Ma rue verte vise depuis longtemps à communiquer avec les jeunes pour leur donner les moyens de participer activement au changement vers un mode de vie plus écologique et plus socialement responsable. En collaboration avec le Projet Action Communautaire Jeunesse et le nouveau site Web de Ma rue verte, nous vous présentons officiellement le blogue du Carrefour Jeunesse de Ma rue verte.

Nous avons créé un blogue afin de vous donner la possibilité d’échanger avec d’autres jeunes du Canada pour leur poser des questions, leur faire connaître vos préoccupations et leur donner votre opinion. Ce blogue pourra vous servir de source d’inspiration et vous permettre de savoir ce que font les autres élèves. Vous aurez la chance de découvrir de nouvelles idées, de résoudre des problèmes et même de communiquer avec ces jeunes pour obtenir leurs conseils sur des projets d’action!

Le blogue affichera les activités à venir, des vidéos divertissantes et des histoires inspirantes sur une variété de projets d’action pour la justice sociale. Rappelez-vous qu’il ne s’agit pas SEULEMENT d’environnement; toute question de justice sociale est également liée aux questions environnementales.
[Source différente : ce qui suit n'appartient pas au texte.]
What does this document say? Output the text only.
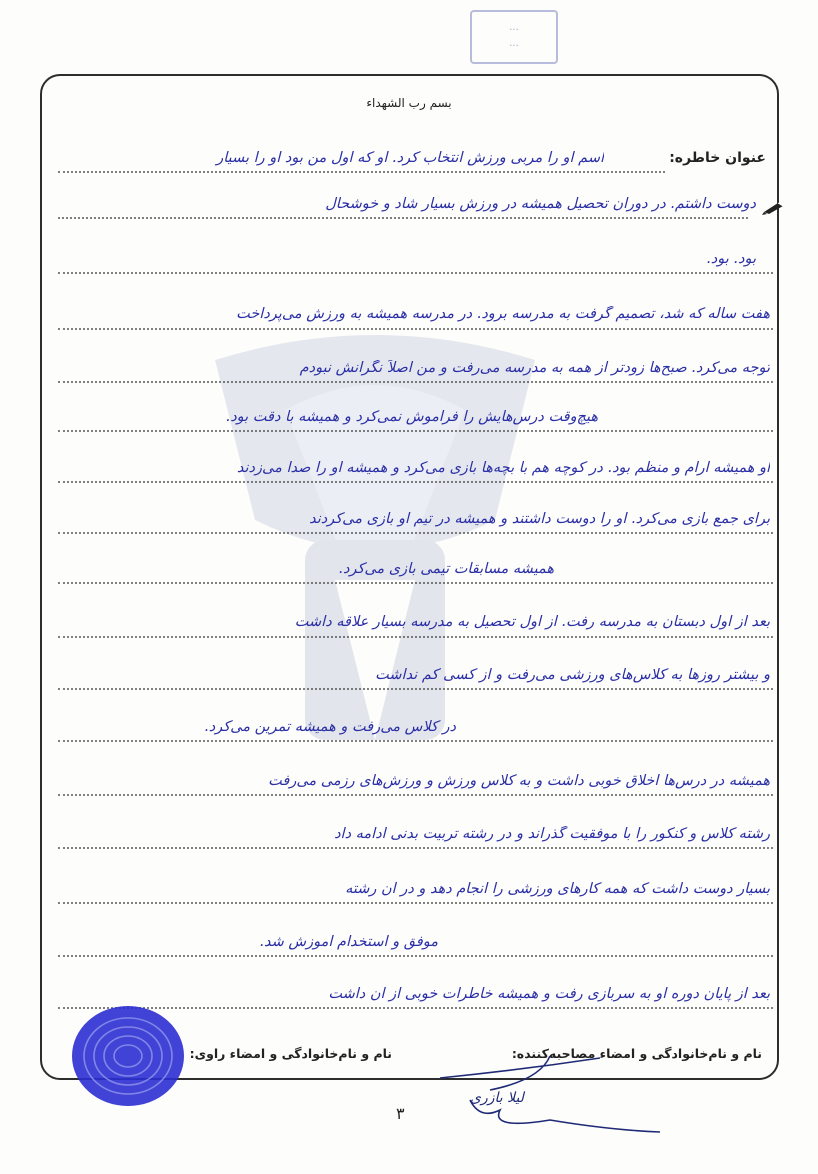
...
...
بسم رب الشهداء
عنوان خاطره:
اسم او را مربی ورزش انتخاب کرد. او که اول من بود او را بسیار
دوست داشتم. در دوران تحصیل همیشه در ورزش بسیار شاد و خوشحال
بود. بود.
هفت ساله که شد، تصمیم گرفت به مدرسه برود. در مدرسه همیشه به ورزش می‌پرداخت
توجه می‌کرد. صبح‌ها زودتر از همه به مدرسه می‌رفت و من اصلاً نگرانش نبودم
هیچ‌وقت درس‌هایش را فراموش نمی‌کرد و همیشه با دقت بود.
او همیشه آرام و منظم بود. در کوچه هم با بچه‌ها بازی می‌کرد و همیشه او را صدا می‌زدند
برای جمع بازی می‌کرد. او را دوست داشتند و همیشه در تیم او بازی می‌کردند
همیشه مسابقات تیمی بازی می‌کرد.
بعد از اول دبستان به مدرسه رفت. از اول تحصیل به مدرسه بسیار علاقه داشت
و بیشتر روزها به کلاس‌های ورزشی می‌رفت و از کسی کم نداشت
در کلاس می‌رفت و همیشه تمرین می‌کرد.
همیشه در درس‌ها اخلاق خوبی داشت و به کلاس ورزش و ورزش‌های رزمی می‌رفت
رشته کلاس و کنکور را با موفقیت گذراند و در رشته تربیت بدنی ادامه داد
بسیار دوست داشت که همه کارهای ورزشی را انجام دهد و در آن رشته
موفق و استخدام آموزش شد.
بعد از پایان دوره او به سربازی رفت و همیشه خاطرات خوبی از آن داشت
نام و نام‌خانوادگی و امضاء مصاحبه‌کننده:
نام و نام‌خانوادگی و امضاء راوی:
لیلا بازری
۳
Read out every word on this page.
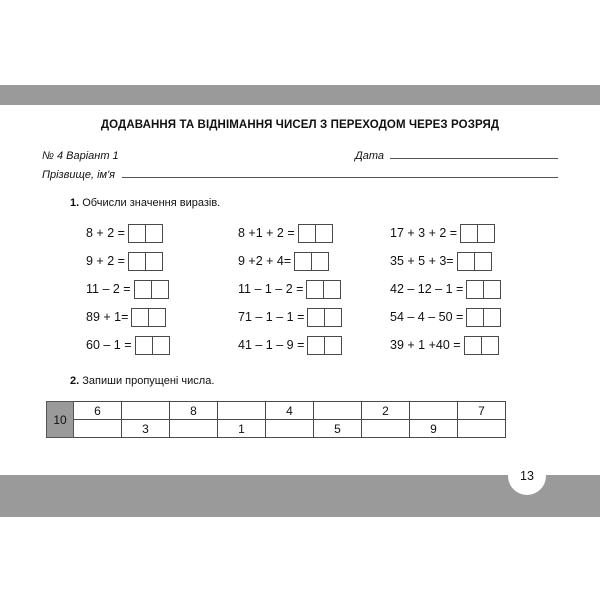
ДОДАВАННЯ ТА ВІДНІМАННЯ ЧИСЕЛ З ПЕРЕХОДОМ ЧЕРЕЗ РОЗРЯД
№ 4 Варіант 1	Дата
Прізвище, ім'я
1. Обчисли значення виразів.
8 + 2 =	8 +1 + 2 =	17 + 3 + 2 =
9 + 2 =	9 +2 + 4=	35 + 5 + 3=
11 – 2 =	11 – 1 – 2 =	42 – 12 – 1 =
89 + 1=	71 – 1 – 1 =	54 – 4 – 50 =
60 – 1 =	41 – 1 – 9 =	39 + 1 +40 =
2. Запиши пропущені числа.
10	6		8		4		2		7
		3		1		5		9	
13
Ce blogue vise avant tout à donner aux jeunes Canadiens et Canadiennes un lieu où ils pourront exprimer leurs opinions et les faire entendre au moyen d’un programme d’éducation environnementale qui fait des vagues d’un océan à l’autre et éveille la conscience planétaire des jeunes. Nous souhaitons que vous vous sentiez comme faisant partie des activités et des programmes auxquels Ma rue verte participe. Ce blogue étant interactif, vous pourrez communiquer avec les membres du Comité-conseil jeunesse de Ma rue verte et obtenir en exclusivité les dernières nouvelles sur des questions d’actualité!

Pour accéder au blogue de Carrefour Jeunesse, rendez-vous à l’adresse suivante : gsyouthactioncentre.wordpress.com! Si vous souhaitez communiquer avec les animateurs et animatrices du blogue ou rédiger un article, écrivez-nous à youthaction@green-street.ca. Envoyez-nous vite vos articles!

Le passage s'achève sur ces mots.